A communiqué issued by the party’s Central Committee in October 2011 cited an “urgency for China to strengthen its cultural soft power and global cultural influence.”
“After this document, Wanda started to put a lot of effort into developing the cultural industry,” said Zhang Lihua, a scholar at the Tsinghua-Carnegie Center for Global Policy in Beijing.
Investors connected to senior party leaders were able to get in early on Wanda’s move. In December 2010, the investment firm of Mr. Jia’s son-in-law acquired a $9 million stake in Wanda’s cinema subsidiary, records show. As of Monday, the stake was worth $131 million.
The records also show another early investment that same month by an investment fund run by New Horizon, a private equity firm co-founded by Mr. Wen’s son, Winston Wen. On Monday, that stake was valued at $526 million.
The Central Committee’s decision resulted in new policies that benefited real estate companies such as Wanda.
Local governments, for example, were told to prioritize the sale of land-use rights to companies that built projects that promote Chinese culture. And state-owned banks were told to offer loans for cultural undertakings at home and abroad. The state export-import bank agreed to help finance Wanda’s overseas investments, backing its acquisition of AMC.
In addition to investing in the movie industry, Wanda has opened a series of amusement parks that promote Chinese culture, including one that features a building in the shape of a Chinese teapot. Mr. Wang says it will compete with a Disneyland under construction in Shanghai.

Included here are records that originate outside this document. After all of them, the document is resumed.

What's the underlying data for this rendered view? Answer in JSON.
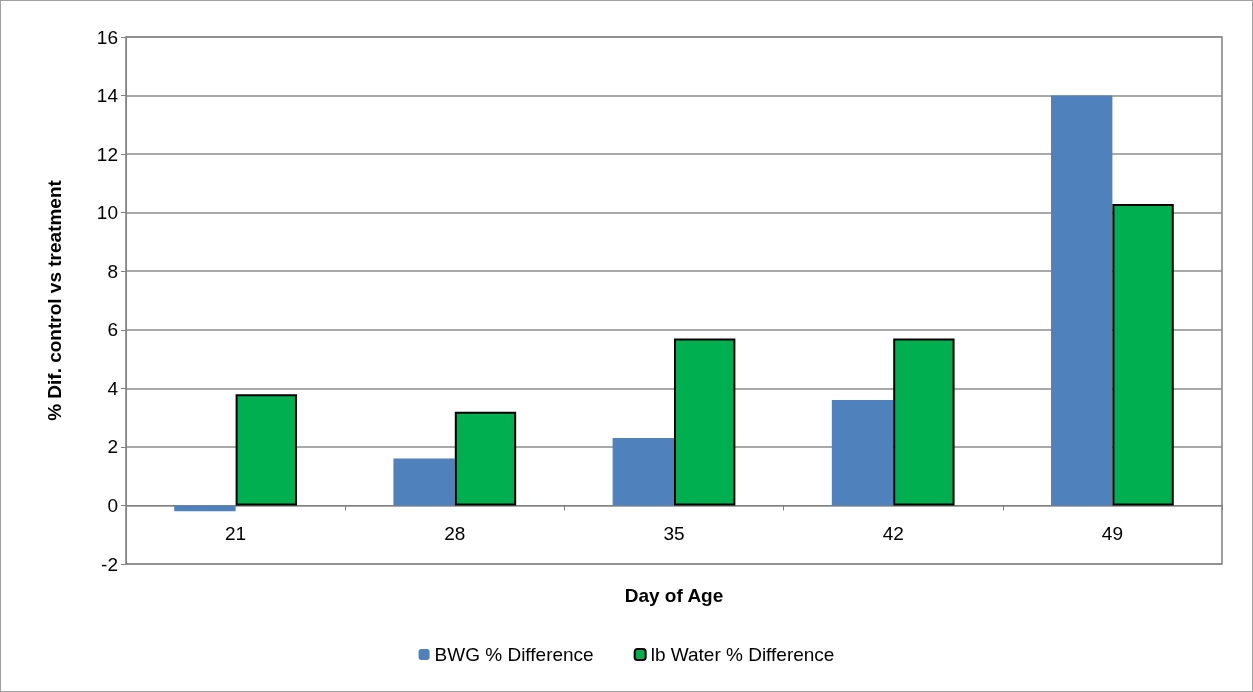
{
  "chart_data": {
    "type": "bar",
    "xlabel": "Day of Age",
    "ylabel": "% Dif. control vs treatment",
    "categories": [
      "21",
      "28",
      "35",
      "42",
      "49"
    ],
    "series": [
      {
        "name": "BWG % Difference",
        "color": "#4f81bd",
        "values": [
          -0.2,
          1.6,
          2.3,
          3.6,
          14.0
        ]
      },
      {
        "name": "lb Water % Difference",
        "color": "#00b050",
        "values": [
          3.8,
          3.2,
          5.7,
          5.7,
          10.3
        ]
      }
    ],
    "ylim": [
      -2,
      16
    ],
    "yticks": [
      -2,
      0,
      2,
      4,
      6,
      8,
      10,
      12,
      14,
      16
    ],
    "grid": "y",
    "legend": "bottom"
  }
}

“No matter how good Disney is, it is still American culture,” he said after the groundbreaking ceremony last year. “We hope to use Chinese culture.”
Xu Han, a scholar at the University of Pennsylvania who has studied the company, said Wanda’s overseas expansion was driven in part by Beijing’s desire to see the nation’s premier companies build a presence abroad. But he said the firm was more interested in profit than in directly influencing public opinion about China.
“The central government’s objective is very clear,” he said. “To have a very successful Chinese company is good for China.”
When Mr. Wang bought AMC, he retained the American management team and emphasized that his company would not dictate what films were shown in American theaters.
But with China forecast to surpass North America in box office revenue by 2018, Hollywood is already focused on serving Chinese filmgoers and satisfying the censors who determine what foreign films can be shown in Chinese theaters.
Mr. Wang often notes that the Chinese market will be twice the size of the North American market by 2023.
Foreigners need to heed this new reality, he warned when he hosted Mr. DiCaprio and Ms. Kidman for the 2013 groundbreaking of his Qingdao studio.
“Those in the world film industry who realize this first and are among the first to cooperate with China,” he said, “will be the first to reap the benefits.”